For many, the way in which we save and invest is not a daily conversation, so it’s easy to forget what we have in place AND WHY we have it in place. Here’s a quick reminder!

An RA… or Retirement Annuity is one such product that can often confuse many.

RAs have been around for a long time and are basically private pension plans that help you to save for retirement. As we near the end of yet another tax year, we move into a period that is often referred to as RA season, which is a good time to weigh up the advantages of this investment product

These investment products have evolved into much more flexible and affordable investment vehicles than they once were, and investors can now benefit from “new-generation” RAs on linked investments platforms (LISPs). These offer a vast selection of underlying unit trusts, and they allow contributions to be made at the investor’s discretion, without penalties for missed contributions.

The most significant benefit of having a retirement annuity is the tax deductibility of contributions. Exactly what these deductions and allowable contributions look like are dependent on legislation, so it’s always best to check in on your portfolio to ensure that you’re maximizing the benefits.

An investor can expect to receive an annual tax refund in line with their income, and this RA rebate can considerably boost your retirement benefit.

Capital gains tax normally needs to be paid for any discretionary investment, but this isn’t the case with an RA. Interest and dividends are also not taxed in an RA, which means that the entire growth of your investment is tax-free, which makes a significant difference over the long-term. 

When you retire after the age of 55 and are allowed to take up to one third of your RA in cash, you will have to pay tax on the proceeds taken. However, a portion of the lump-sum benefit is tax-free and the rest is taxed on a sliding scale. And, as you have deferred paying tax on the proceeds, a larger investment amount has had the chance to compound tax-free over time. 

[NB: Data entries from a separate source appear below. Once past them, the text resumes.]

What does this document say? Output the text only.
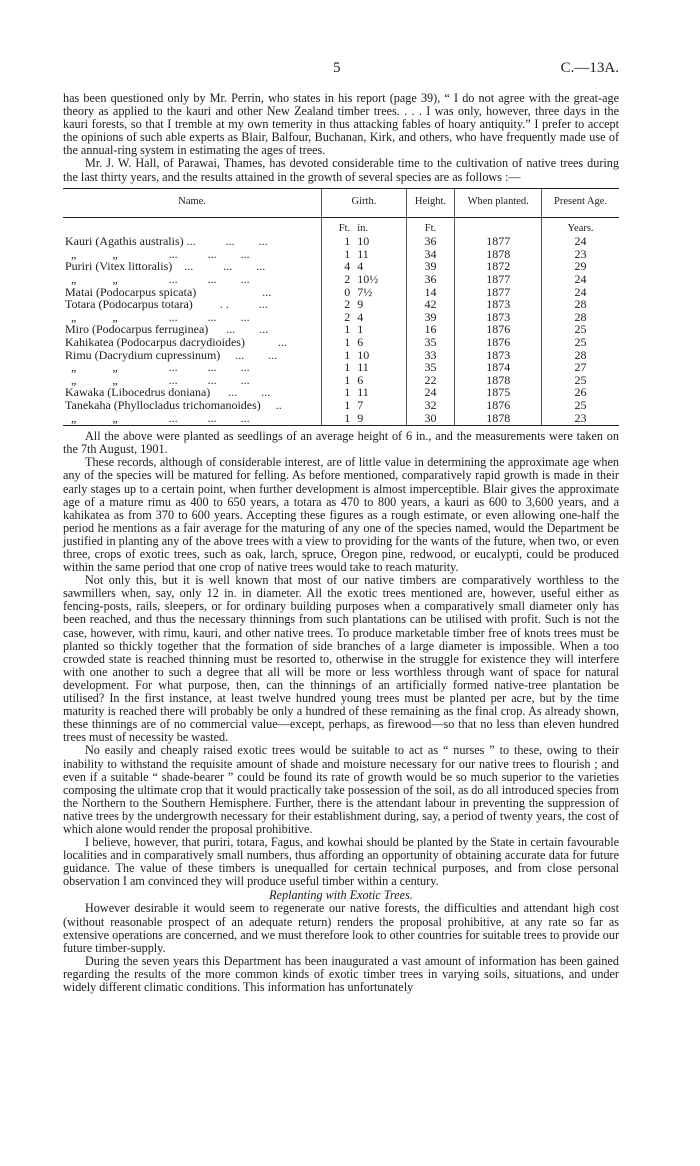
5	C.—13A.

has been questioned only by Mr. Perrin, who states in his report (page 39), “ I do not agree with the great-age theory as applied to the kauri and other New Zealand timber trees. . . . I was only, however, three days in the kauri forests, so that I tremble at my own temerity in thus attacking fables of hoary antiquity.” I prefer to accept the opinions of such able experts as Blair, Balfour, Buchanan, Kirk, and others, who have frequently made use of the annual-ring system in estimating the ages of trees.

Mr. J. W. Hall, of Parawai, Thames, has devoted considerable time to the cultivation of native trees during the last thirty years, and the results attained in the growth of several species are as follows :—

Name.	Girth.	Height.	When planted.	Present Age.
	Ft. in.	Ft.		Years.
Kauri (Agathis australis) ...          ...        ...	1 10	36	1877	24
„            „                 ...          ...        ...	1 11	34	1878	23
Puriri (Vitex littoralis)    ...          ...        ...	4 4	39	1872	29
„            „                 ...          ...        ...	2 10½	36	1877	24
Matai (Podocarpus spicata)                      ...	0 7½	14	1877	24
Totara (Podocarpus totara)         . .          ...	2 9	42	1873	28
„            „                 ...          ...        ...	2 4	39	1873	28
Miro (Podocarpus ferruginea)      ...        ...	1 1	16	1876	25
Kahikatea (Podocarpus dacrydioides)           ...	1 6	35	1876	25
Rimu (Dacrydium cupressinum)     ...        ...	1 10	33	1873	28
„            „                 ...          ...        ...	1 11	35	1874	27
„            „                 ...          ...        ...	1 6	22	1878	25
Kawaka (Libocedrus doniana)      ...        ...	1 11	24	1875	26
Tanekaha (Phyllocladus trichomanoides)     ..	1 7	32	1876	25
„            „                 ...          ...        ...	1 9	30	1878	23

All the above were planted as seedlings of an average height of 6 in., and the measurements were taken on the 7th August, 1901.

These records, although of considerable interest, are of little value in determining the approximate age when any of the species will be matured for felling. As before mentioned, comparatively rapid growth is made in their early stages up to a certain point, when further development is almost imperceptible. Blair gives the approximate age of a mature rimu as 400 to 650 years, a totara as 470 to 800 years, a kauri as 600 to 3,600 years, and a kahikatea as from 370 to 600 years. Accepting these figures as a rough estimate, or even allowing one-half the period he mentions as a fair average for the maturing of any one of the species named, would the Department be justified in planting any of the above trees with a view to providing for the wants of the future, when two, or even three, crops of exotic trees, such as oak, larch, spruce, Oregon pine, redwood, or eucalypti, could be produced within the same period that one crop of native trees would take to reach maturity.

Not only this, but it is well known that most of our native timbers are comparatively worthless to the sawmillers when, say, only 12 in. in diameter. All the exotic trees mentioned are, however, useful either as fencing-posts, rails, sleepers, or for ordinary building purposes when a comparatively small diameter only has been reached, and thus the necessary thinnings from such plantations can be utilised with profit. Such is not the case, however, with rimu, kauri, and other native trees. To produce marketable timber free of knots trees must be planted so thickly together that the formation of side branches of a large diameter is impossible. When a too crowded state is reached thinning must be resorted to, otherwise in the struggle for existence they will interfere with one another to such a degree that all will be more or less worthless through want of space for natural development. For what purpose, then, can the thinnings of an artificially formed native-tree plantation be utilised? In the first instance, at least twelve hundred young trees must be planted per acre, but by the time maturity is reached there will probably be only a hundred of these remaining as the final crop. As already shown, these thinnings are of no commercial value—except, perhaps, as firewood—so that no less than eleven hundred trees must of necessity be wasted.

No easily and cheaply raised exotic trees would be suitable to act as “ nurses ” to these, owing to their inability to withstand the requisite amount of shade and moisture necessary for our native trees to flourish ; and even if a suitable “ shade-bearer ” could be found its rate of growth would be so much superior to the varieties composing the ultimate crop that it would practically take possession of the soil, as do all introduced species from the Northern to the Southern Hemisphere. Further, there is the attendant labour in preventing the suppression of native trees by the undergrowth necessary for their establishment during, say, a period of twenty years, the cost of which alone would render the proposal prohibitive.

I believe, however, that puriri, totara, Fagus, and kowhai should be planted by the State in certain favourable localities and in comparatively small numbers, thus affording an opportunity of obtaining accurate data for future guidance. The value of these timbers is unequalled for certain technical purposes, and from close personal observation I am convinced they will produce useful timber within a century.

Replanting with Exotic Trees.

However desirable it would seem to regenerate our native forests, the difficulties and attendant high cost (without reasonable prospect of an adequate return) renders the proposal prohibitive, at any rate so far as extensive operations are concerned, and we must therefore look to other countries for suitable trees to provide our future timber-supply.

During the seven years this Department has been inaugurated a vast amount of information has been gained regarding the results of the more common kinds of exotic timber trees in varying soils, situations, and under widely different climatic conditions. This information has unfortunately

Come retirement, the other two thirds of the proceeds from your RA will be used to purchase an annuity, which will then provide you with an income to sustain you in your golden years. You will need to pay tax on your monthly “income”, but many individuals’ personal tax rates decrease after they retire. 

An RA presents another advantage when it comes to estate planning, as it falls outside of your estate, so the proceeds from your RA will be paid directly to your nominated beneficiaries when you pass away, without the estate duty or executor’s fees. For the most part, your money is also protected from the claims of creditors, which is another great RA-minder! 

In spite of this list of positives, many investors feel uneasy when it comes to retirement annuities and are reluctant to consider them as an investment option. However, it’s important to understand that RAs have evolved significantly, become much more affordable, and new regulations have been implemented to minimise risk and force investors to diversify.

This may not be considered as a positive thing by everyone, as Regulation 28 of the Pension Funds Act does restrict investors to a maximum of 75% allocation in shares, which many people debate as shares have managed to outperform all other asset classes over the long-term. However, this risk management method was implemented to benefit broad spectrum investors in different environments, and it offers more investment protection when markets become volatile.

If your objective is to specifically save for retirement, a retirement annuity could be the best vehicle for you.